Com os relatos diários que têm chegado pela voz dos profissionais de saúde, que estão na linha da frente no combate à pandemia, ou pelos bombeiros que têm aguardado horas a fio às portas dos hospitais com doentes dentro das ambulâncias à espera de vez, ou pelas imagens que a comunicação social tem revelado, têm também surgido nas redes sociais publicações que sugerem que esta situação não é nova. E que todos os anos, no pico do inverno e na altura em que disparam os casos de gripe, os serviços de urgência por todo o país ficam como vemos agora, em janeiro de 2021 — o mês em que o número de infetados e de mortes por Covid-19 disparou.

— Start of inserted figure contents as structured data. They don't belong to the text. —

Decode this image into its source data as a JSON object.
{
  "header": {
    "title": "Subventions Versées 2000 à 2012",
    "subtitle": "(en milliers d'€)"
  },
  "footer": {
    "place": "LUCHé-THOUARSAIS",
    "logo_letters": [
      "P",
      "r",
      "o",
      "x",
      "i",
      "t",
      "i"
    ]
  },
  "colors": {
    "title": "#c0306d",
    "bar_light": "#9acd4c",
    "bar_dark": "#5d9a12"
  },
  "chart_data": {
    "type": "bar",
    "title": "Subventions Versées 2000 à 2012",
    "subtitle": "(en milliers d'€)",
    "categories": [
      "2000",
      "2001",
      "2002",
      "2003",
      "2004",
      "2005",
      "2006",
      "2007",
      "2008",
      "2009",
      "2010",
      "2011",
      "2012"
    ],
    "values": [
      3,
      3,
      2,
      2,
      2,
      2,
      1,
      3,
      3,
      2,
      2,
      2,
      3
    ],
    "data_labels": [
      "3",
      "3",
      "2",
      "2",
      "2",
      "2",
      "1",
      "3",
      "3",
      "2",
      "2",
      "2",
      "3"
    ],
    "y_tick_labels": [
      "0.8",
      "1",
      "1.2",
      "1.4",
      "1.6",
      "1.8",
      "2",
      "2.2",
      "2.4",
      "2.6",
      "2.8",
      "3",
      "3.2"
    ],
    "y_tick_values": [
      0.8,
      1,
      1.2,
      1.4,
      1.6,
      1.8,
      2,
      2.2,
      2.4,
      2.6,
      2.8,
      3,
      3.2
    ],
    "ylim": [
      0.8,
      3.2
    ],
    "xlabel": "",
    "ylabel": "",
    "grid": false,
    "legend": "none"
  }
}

Uma das imagens que circula nas redes e que cita notícias de há quatro anos, de 2016 e mesmo de 2019

De facto, é raro o ano em que, por altura do frio, não existam relatos de que os serviços de urgência estão cheios de doentes e que há incapacidade de resposta por parte dos profissionais de saúde, dado o aumento dos casos de gripe que levam sobretudo os mais velhos a procurar as urgência dos hospitais.

No entanto, e tal como já explicou o Observador, não é só a falta de médicos e de enfermeiros que dificulta a resposta nestes casos. Aliás, ainda na última quinta-feira o secretário de Estado da Saúde, Lacerda Sales, revelava que entre 2015 e 2020 foram contratados 22 mil profissionais. Já em pleno ano de pandemia foram mais 8 mil.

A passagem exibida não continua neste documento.